I took courses of German, Latin, Ancient Greek with great passion and enthusiasm and excellence. I love the task of reading and understanding philosophical text in their respecting original languages. So I graduated Magna Cum Laude from B.A. in Philosophy last year.
And six month ago I was working in my Master. Their behavior of my family towards me became more and more harsh, cold, and even spiteful. Like they were telling me that among them you are either catholic, heterosexual, homophobic; or you are not one of us anymore.
Philosophy showed me the importance of adopting secular-democratic values, of defending them and -of course- of behaving according to them. So I am, openly supportive of the LGBT movement, and initiatives. I was participating in their local initiatives, for example. But all of this, were demonized by different family members.
Different members of my family were getting angry at me, saying that I was “wasting" all the money they put on my High School education to become a “crazy atheist".
As they think of homosexuals that they have no morality, and the same is true for non-believers; they misinterpreted the difference between their values and the values of the other as an absence values in the other. Since none of them has democratic values, none of them can’t understand why is Philosophy, or the Humanities in general, valuable for society.
Each of them thinks that there should be a closet for non-heterosexuals, a closet for atheists, a closet for people who doesn’t want to get married by the church, etc. For example, there are a bunch of family member maintain their sexuality in the closet. People who has had their lives diminished by the fact that they are psychologically turned against themselves.
So six months ago they basically threw me out to the streets, by treating me as if I had no value as a person for holding the views I had. None of them now talks to me.

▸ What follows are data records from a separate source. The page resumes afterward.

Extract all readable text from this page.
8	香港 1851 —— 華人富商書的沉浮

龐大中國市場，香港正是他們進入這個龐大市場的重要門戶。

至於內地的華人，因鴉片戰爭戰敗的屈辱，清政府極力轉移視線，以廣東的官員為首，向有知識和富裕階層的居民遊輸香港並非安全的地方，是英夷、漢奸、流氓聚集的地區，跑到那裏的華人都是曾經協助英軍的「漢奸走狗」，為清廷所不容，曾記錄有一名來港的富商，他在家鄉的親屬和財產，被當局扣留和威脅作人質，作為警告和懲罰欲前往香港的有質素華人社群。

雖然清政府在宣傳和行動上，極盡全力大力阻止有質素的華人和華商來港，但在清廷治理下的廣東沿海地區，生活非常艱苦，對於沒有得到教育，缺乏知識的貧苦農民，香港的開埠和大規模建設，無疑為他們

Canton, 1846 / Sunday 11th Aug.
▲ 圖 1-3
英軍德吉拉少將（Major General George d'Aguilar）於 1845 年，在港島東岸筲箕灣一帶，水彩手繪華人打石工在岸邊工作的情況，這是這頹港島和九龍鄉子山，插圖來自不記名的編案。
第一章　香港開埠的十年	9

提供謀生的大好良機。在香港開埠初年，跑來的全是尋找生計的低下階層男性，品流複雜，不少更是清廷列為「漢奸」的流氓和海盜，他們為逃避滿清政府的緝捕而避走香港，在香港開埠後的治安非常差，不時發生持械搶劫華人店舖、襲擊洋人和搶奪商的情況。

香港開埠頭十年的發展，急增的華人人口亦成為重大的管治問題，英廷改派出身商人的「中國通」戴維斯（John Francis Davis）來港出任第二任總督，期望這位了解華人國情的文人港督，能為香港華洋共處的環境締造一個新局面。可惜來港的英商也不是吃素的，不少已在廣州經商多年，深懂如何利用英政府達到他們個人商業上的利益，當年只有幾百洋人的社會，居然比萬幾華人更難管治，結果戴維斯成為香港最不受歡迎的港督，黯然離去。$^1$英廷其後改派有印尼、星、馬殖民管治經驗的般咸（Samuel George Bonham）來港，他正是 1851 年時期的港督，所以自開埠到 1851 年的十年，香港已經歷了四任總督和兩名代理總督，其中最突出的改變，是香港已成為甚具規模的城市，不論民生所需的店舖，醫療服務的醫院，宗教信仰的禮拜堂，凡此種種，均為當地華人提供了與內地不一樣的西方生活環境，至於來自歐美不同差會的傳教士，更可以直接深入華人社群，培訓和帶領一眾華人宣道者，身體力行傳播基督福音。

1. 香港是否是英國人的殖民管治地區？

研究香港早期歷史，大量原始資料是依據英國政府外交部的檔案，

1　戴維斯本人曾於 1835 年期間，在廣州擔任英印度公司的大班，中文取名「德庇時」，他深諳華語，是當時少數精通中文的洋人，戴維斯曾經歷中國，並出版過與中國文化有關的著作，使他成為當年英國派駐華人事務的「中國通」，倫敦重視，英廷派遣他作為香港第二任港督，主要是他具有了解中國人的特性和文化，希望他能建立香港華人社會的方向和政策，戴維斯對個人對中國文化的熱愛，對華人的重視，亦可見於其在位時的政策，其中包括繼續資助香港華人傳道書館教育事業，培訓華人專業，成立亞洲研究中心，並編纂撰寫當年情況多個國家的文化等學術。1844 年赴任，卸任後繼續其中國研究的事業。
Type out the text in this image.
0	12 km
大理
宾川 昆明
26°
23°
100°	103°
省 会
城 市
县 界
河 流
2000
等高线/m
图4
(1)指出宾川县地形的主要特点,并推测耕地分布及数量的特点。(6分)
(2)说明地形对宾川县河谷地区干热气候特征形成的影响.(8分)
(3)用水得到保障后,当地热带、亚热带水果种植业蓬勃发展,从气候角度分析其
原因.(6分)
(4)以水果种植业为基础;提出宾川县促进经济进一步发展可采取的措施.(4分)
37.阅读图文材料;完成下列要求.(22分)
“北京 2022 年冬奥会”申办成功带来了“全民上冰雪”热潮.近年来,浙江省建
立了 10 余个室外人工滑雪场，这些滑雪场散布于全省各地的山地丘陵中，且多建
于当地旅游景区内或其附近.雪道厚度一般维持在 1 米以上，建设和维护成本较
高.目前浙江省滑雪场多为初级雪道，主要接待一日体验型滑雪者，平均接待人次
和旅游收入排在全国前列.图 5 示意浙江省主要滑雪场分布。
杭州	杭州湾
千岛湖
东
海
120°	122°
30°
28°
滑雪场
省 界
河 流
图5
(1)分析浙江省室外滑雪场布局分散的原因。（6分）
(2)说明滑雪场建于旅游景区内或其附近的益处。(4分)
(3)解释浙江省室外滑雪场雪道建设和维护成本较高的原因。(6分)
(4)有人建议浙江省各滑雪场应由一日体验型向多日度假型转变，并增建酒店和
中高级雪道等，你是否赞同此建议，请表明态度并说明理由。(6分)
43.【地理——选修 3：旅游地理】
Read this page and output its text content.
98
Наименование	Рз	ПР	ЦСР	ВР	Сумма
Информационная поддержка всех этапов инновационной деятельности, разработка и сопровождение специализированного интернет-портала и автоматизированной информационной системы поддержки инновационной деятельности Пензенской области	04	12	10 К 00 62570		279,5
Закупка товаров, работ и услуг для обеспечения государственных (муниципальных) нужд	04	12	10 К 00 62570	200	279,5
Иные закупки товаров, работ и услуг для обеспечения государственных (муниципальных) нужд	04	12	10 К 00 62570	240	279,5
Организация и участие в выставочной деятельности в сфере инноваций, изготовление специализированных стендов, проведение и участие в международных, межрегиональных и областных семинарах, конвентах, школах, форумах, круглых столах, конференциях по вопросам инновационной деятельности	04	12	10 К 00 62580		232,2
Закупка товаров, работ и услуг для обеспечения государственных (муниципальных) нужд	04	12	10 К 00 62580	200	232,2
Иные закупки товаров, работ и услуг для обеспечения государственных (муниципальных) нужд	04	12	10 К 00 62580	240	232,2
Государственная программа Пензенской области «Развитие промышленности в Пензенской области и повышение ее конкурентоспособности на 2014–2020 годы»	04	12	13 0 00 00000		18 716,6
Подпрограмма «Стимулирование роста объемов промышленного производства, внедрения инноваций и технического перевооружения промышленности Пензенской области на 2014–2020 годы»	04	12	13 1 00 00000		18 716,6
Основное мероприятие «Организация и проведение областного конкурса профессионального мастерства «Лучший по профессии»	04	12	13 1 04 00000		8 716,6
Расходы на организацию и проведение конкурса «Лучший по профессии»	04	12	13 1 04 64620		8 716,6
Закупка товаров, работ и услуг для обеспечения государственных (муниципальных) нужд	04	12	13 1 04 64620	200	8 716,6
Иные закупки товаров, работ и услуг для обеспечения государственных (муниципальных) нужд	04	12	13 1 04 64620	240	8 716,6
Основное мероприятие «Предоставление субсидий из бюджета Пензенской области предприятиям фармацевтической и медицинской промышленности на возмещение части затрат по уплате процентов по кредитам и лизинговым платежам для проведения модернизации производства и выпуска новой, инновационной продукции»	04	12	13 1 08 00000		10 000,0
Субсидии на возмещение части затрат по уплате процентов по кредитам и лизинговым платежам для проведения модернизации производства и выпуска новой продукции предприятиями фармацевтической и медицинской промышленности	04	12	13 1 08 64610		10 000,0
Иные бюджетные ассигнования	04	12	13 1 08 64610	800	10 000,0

On that basis they thought of me a selfish person, who does follow social rules (catholic rules), and studies philosophy just for fun. As the can’t see what can philosophy offer to society.

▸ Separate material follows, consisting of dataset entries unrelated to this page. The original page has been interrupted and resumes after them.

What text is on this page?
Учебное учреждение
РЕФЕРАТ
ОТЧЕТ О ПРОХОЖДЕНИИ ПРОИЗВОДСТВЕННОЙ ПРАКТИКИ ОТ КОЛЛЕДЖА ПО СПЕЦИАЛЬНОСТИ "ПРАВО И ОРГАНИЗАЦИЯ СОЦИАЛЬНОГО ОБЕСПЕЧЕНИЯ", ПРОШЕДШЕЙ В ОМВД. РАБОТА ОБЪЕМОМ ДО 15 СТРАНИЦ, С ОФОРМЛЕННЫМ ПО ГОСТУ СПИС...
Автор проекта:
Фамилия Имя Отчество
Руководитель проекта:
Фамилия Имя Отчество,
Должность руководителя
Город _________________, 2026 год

They kicked me out of the family by beginning to treat me as a lunatic psychopath. Whenever I ask a member of my family why does he or she treats me so bad, they responded me, paradoxically, with: “You don’t love any of us." On the premise that to love the family is the same as not to thinking differently, to study something that makes sense to them, get married by the church, etc.
They worked together to make me feel bad, and wrong.The aunt that was to me as a mother said to me she’ll never talk to me again if I don’t give up on my academic career. I was emotionally destroyed by that. It affected me on my courses, and I couldn’t finish my Master.

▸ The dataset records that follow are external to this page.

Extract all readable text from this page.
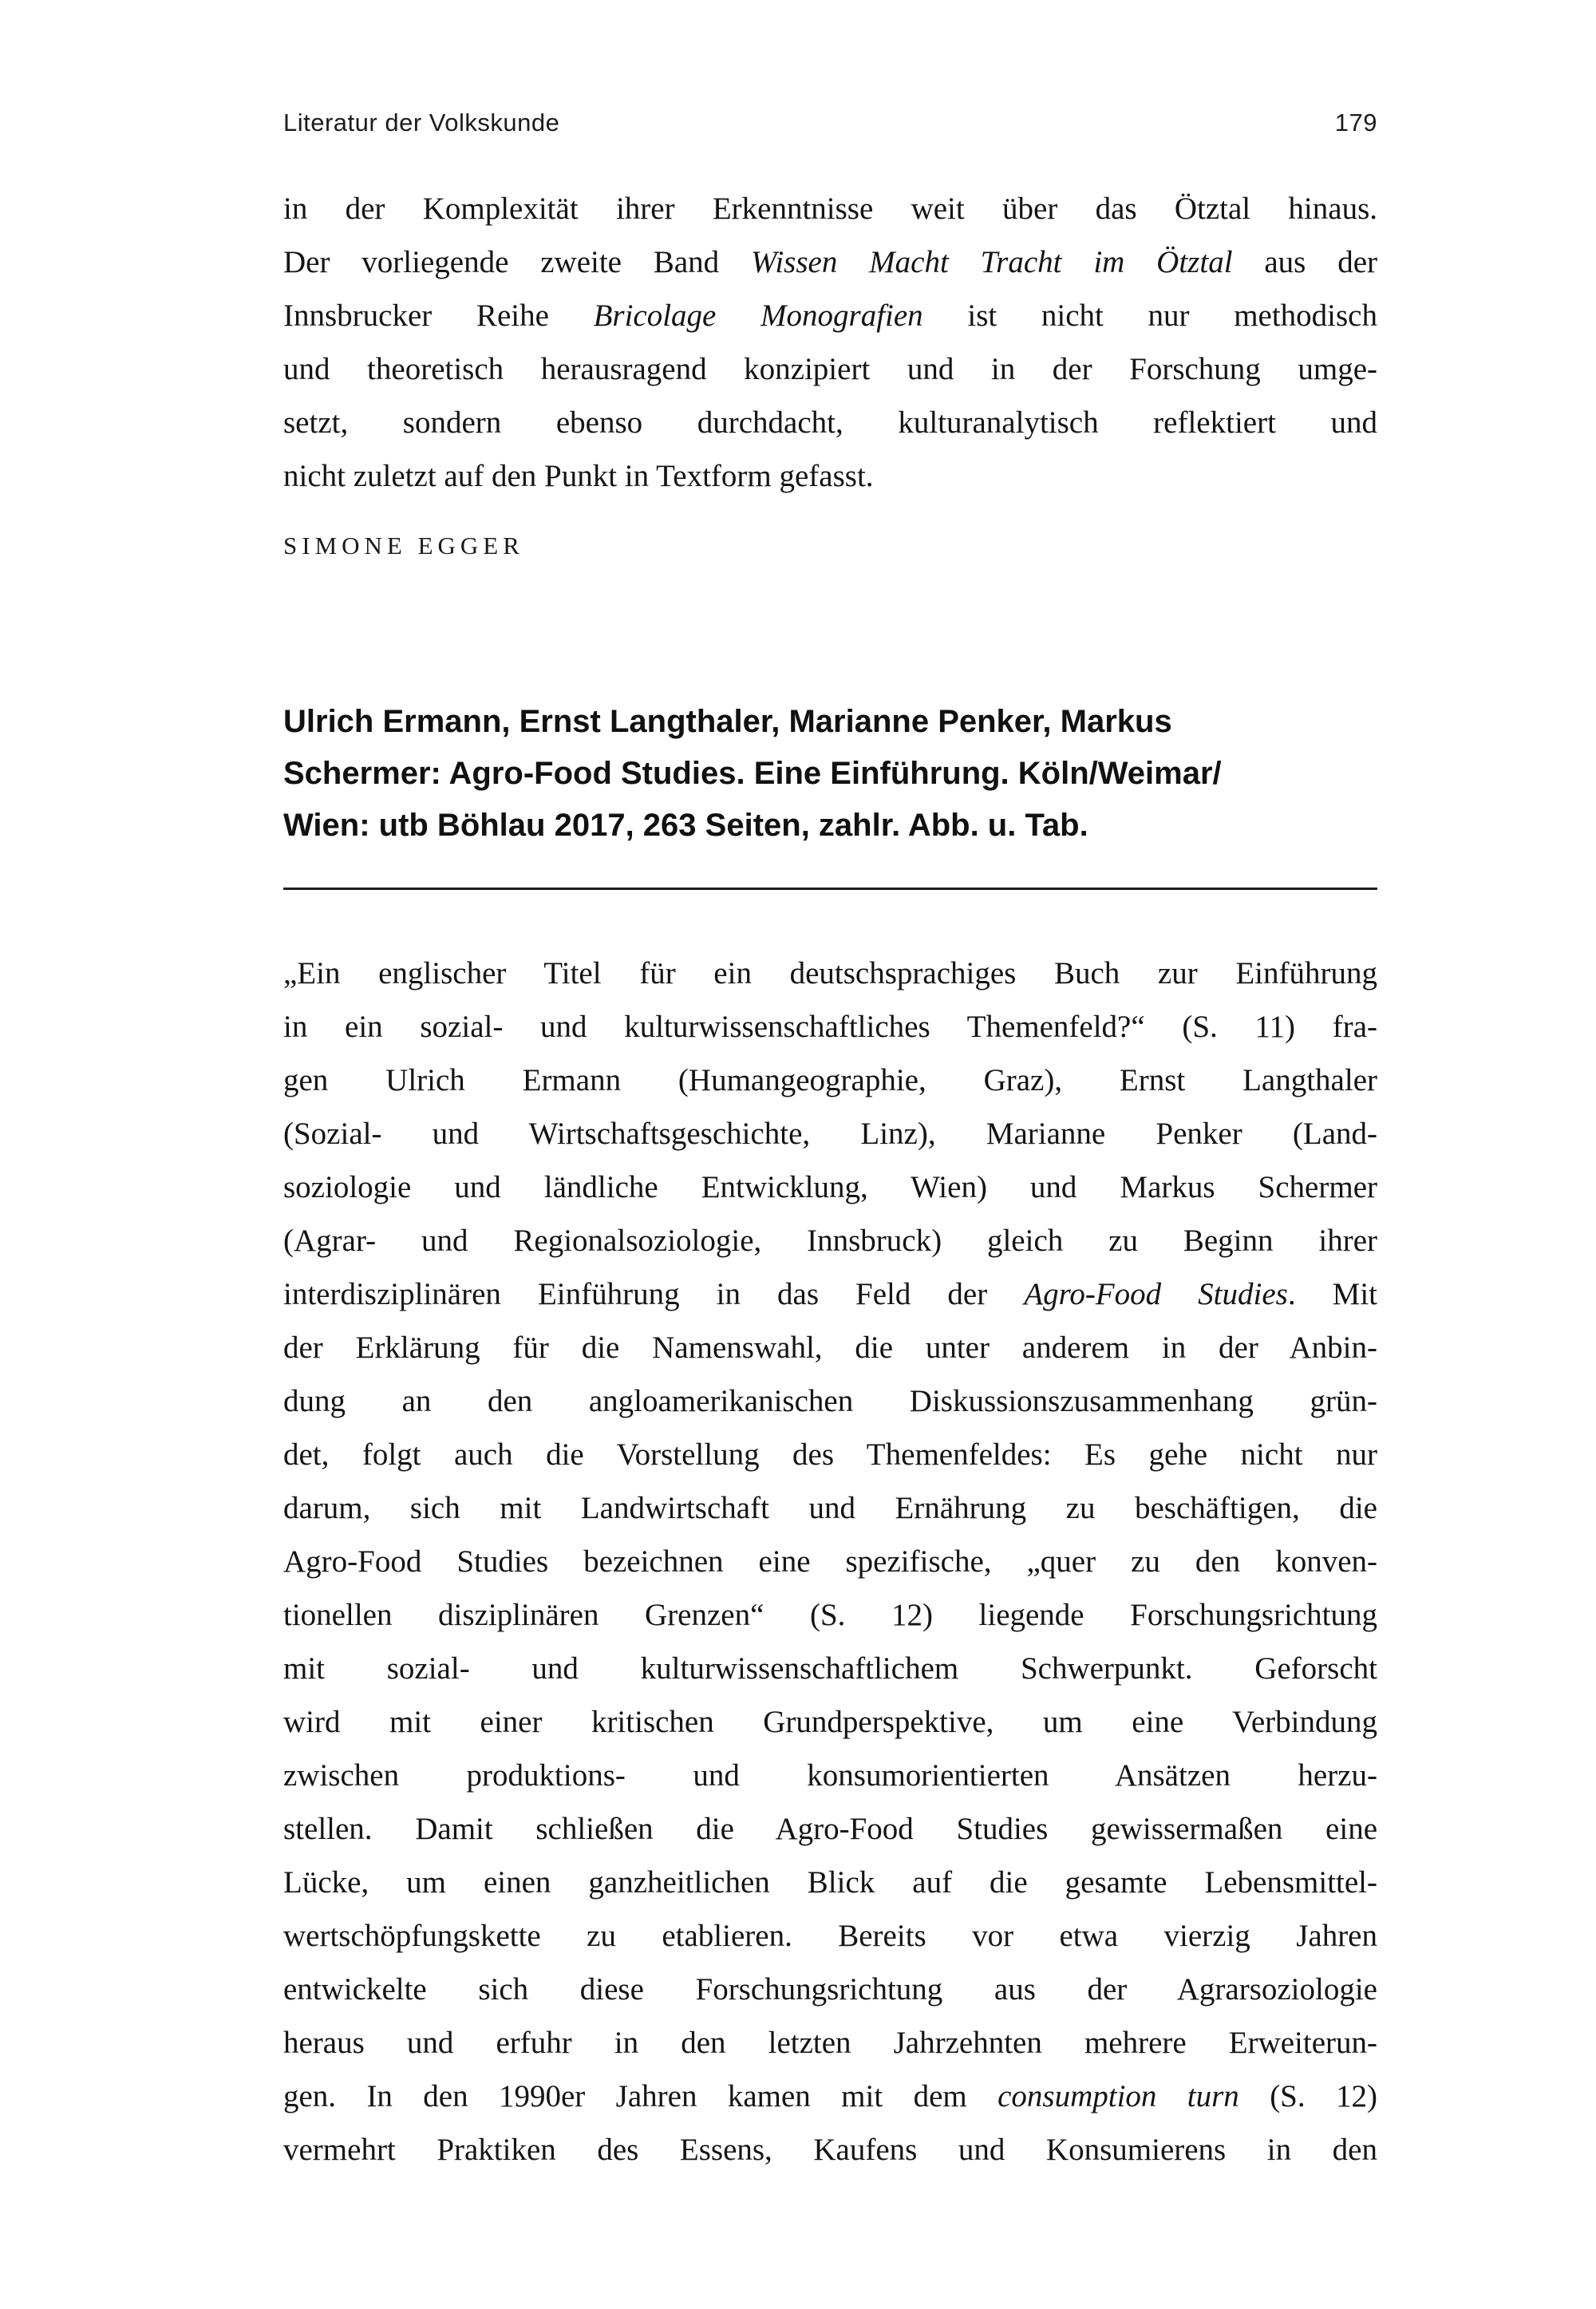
Literatur der Volkskunde	179
in der Komplexität ihrer Erkenntnisse weit über das Ötztal hinaus.
Der vorliegende zweite Band Wissen Macht Tracht im Ötztal aus der
Innsbrucker Reihe Bricolage Monografien ist nicht nur methodisch
und theoretisch herausragend konzipiert und in der Forschung umge-
setzt, sondern ebenso durchdacht, kulturanalytisch reflektiert und
nicht zuletzt auf den Punkt in Textform gefasst.
SIMONE EGGER
Ulrich Ermann, Ernst Langthaler, Marianne Penker, Markus
Schermer: Agro-Food Studies. Eine Einführung. Köln/Weimar/
Wien: utb Böhlau 2017, 263 Seiten, zahlr. Abb. u. Tab.
„Ein englischer Titel für ein deutschsprachiges Buch zur Einführung
in ein sozial- und kulturwissenschaftliches Themenfeld?“ (S. 11) fra-
gen Ulrich Ermann (Humangeographie, Graz), Ernst Langthaler
(Sozial- und Wirtschaftsgeschichte, Linz), Marianne Penker (Land-
soziologie und ländliche Entwicklung, Wien) und Markus Schermer
(Agrar- und Regionalsoziologie, Innsbruck) gleich zu Beginn ihrer
interdisziplinären Einführung in das Feld der Agro-Food Studies. Mit
der Erklärung für die Namenswahl, die unter anderem in der Anbin-
dung an den angloamerikanischen Diskussionszusammenhang grün-
det, folgt auch die Vorstellung des Themenfeldes: Es gehe nicht nur
darum, sich mit Landwirtschaft und Ernährung zu beschäftigen, die
Agro-Food Studies bezeichnen eine spezifische, „quer zu den konven-
tionellen disziplinären Grenzen“ (S. 12) liegende Forschungsrichtung
mit sozial- und kulturwissenschaftlichem Schwerpunkt. Geforscht
wird mit einer kritischen Grundperspektive, um eine Verbindung
zwischen produktions- und konsumorientierten Ansätzen herzu-
stellen. Damit schließen die Agro-Food Studies gewissermaßen eine
Lücke, um einen ganzheitlichen Blick auf die gesamte Lebensmittel-
wertschöpfungskette zu etablieren. Bereits vor etwa vierzig Jahren
entwickelte sich diese Forschungsrichtung aus der Agrarsoziologie
heraus und erfuhr in den letzten Jahrzehnten mehrere Erweiterun-
gen. In den 1990er Jahren kamen mit dem consumption turn (S. 12)
vermehrt Praktiken des Essens, Kaufens und Konsumierens in den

This took away from me all I had, my academic projects, the possibility of eventually getting my dream job as a professor of philosophy and to contribute to progress and democracy by passing forward the jewels of western thinkers to my future students.
So I entered in the most profound depression. I felt that they punished for being a good person, they punished me for studying. Now I suddenly have no family, no home, no career, no future. And already have got $36,000 of student loans on my back.
Fortunately I recently met Rocío, a sweet and beautiful Spanish girl, to whom I told my whole life-story, and started shearing time. Eventually we fell in love. She found me in the worst emotional state of my life and decided to get me out of it. She ‘loved away’ my depression.
We want to travel together to Spain next year, so I can know her family, and continue my studies in the Universidad Computense de Madrid, near her family’s home. But neither of us has the money for covering the traveling expenses.
I lost everything I had. This broke my dream of becoming an atheist philosophy professor, a defender of democratic values, as I have always dreamed to become. I felt like the protagonist of Blue Jasmine before we met.
Thank you all for the patience of reading this and for your understanding!